Drastic fluctuations in reproductive output are characteristic of numerous perennial plant populations. In forest trees, synchronized mast years impact higher trophic levels as well as plant population dynamics. In managed crops, fluctuations between high- and low-yielding years, or alternate-bearing, have serious implications for farmer livelihoods and agricultural markets. Ecological theory posits resource allocation tradeoffs as a driver of reproductive variability, but few experimental tests exist and results have differed across species. Here we explore the applicability of resource allocation models for mast-seeding to coffee (Coffea arabica), an alternate-bearing crop of global socio-ecological importance. Specifically, we investigated the role of resource tradeoffs in coffee’s alternate-bearing and their relation to shade-tree management and farm altitude. Observational plots were established on 33 randomly-selected active coffee farms (1500-2000 meters) in Santa María de Dota, Costa Rica. On each plot, elevation and shade canopy cover were recorded and 10 randomly-selected plants were sampled for reproductive effort and growth over the 2018 and 2019 fruiting cycles. Tradeoffs and alternate-bearing were assessed at three resolutions of reproduction on a branch: the number of reproductive nodes, the number of fruits per reproductive node, and the total number of fruits.
Results/Conclusions
The number of reproductive nodes exhibited a positive relationship between years (F=25.2, df=1, p<0.0001), indicating that more vigorous plants grow more from year to year.
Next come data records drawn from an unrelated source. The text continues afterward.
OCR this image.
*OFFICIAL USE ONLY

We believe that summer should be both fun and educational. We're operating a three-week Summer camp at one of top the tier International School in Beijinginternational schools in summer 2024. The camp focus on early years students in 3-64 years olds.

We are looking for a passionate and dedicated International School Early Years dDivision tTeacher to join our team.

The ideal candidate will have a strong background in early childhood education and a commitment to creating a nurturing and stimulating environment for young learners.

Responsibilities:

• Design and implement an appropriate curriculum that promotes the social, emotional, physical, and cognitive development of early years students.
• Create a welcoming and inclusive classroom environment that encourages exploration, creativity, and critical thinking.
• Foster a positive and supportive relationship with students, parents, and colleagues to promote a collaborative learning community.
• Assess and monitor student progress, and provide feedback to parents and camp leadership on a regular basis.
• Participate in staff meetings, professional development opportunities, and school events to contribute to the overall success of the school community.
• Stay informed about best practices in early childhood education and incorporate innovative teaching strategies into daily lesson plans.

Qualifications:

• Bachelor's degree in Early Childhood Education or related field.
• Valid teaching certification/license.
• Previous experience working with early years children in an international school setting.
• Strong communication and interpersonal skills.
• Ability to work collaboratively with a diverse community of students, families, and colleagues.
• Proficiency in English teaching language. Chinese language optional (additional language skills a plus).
However, there was evidence for a tradeoff for both total fruits (F=2.94, df=1, p=0.086) and the number of fruits per reproductive node (F=3.4, df=1, p=0.064). To tease apart tradeoffs from vigor responses, alternate-bearing indices (ABI) were calculated to capture the magnitude of alternate-bearing at each resolution. Shade had an interactive effect with altitude on ABItotal fruit (F=5.7, df=2, p=0.003) and ABIfruits per node (F=12.5, df=2, p<0.0001): shade promoted stability at mid- and high-altitudes, but not at low altitude where plants exhibited less alternate-bearing overall. Shade also stabilized ABIreproductive nodes at all altitudes (F=19.3, df=1, p<0.0001). The results support the role of resource allocation tradeoffs in coffee’s alternate-bearing. The potential for shade management to promote stability is dependent on farm altitude. The study offers support for the resource budget model theory and highlights yield stability as a novel socio-economic benefit of diversified farms.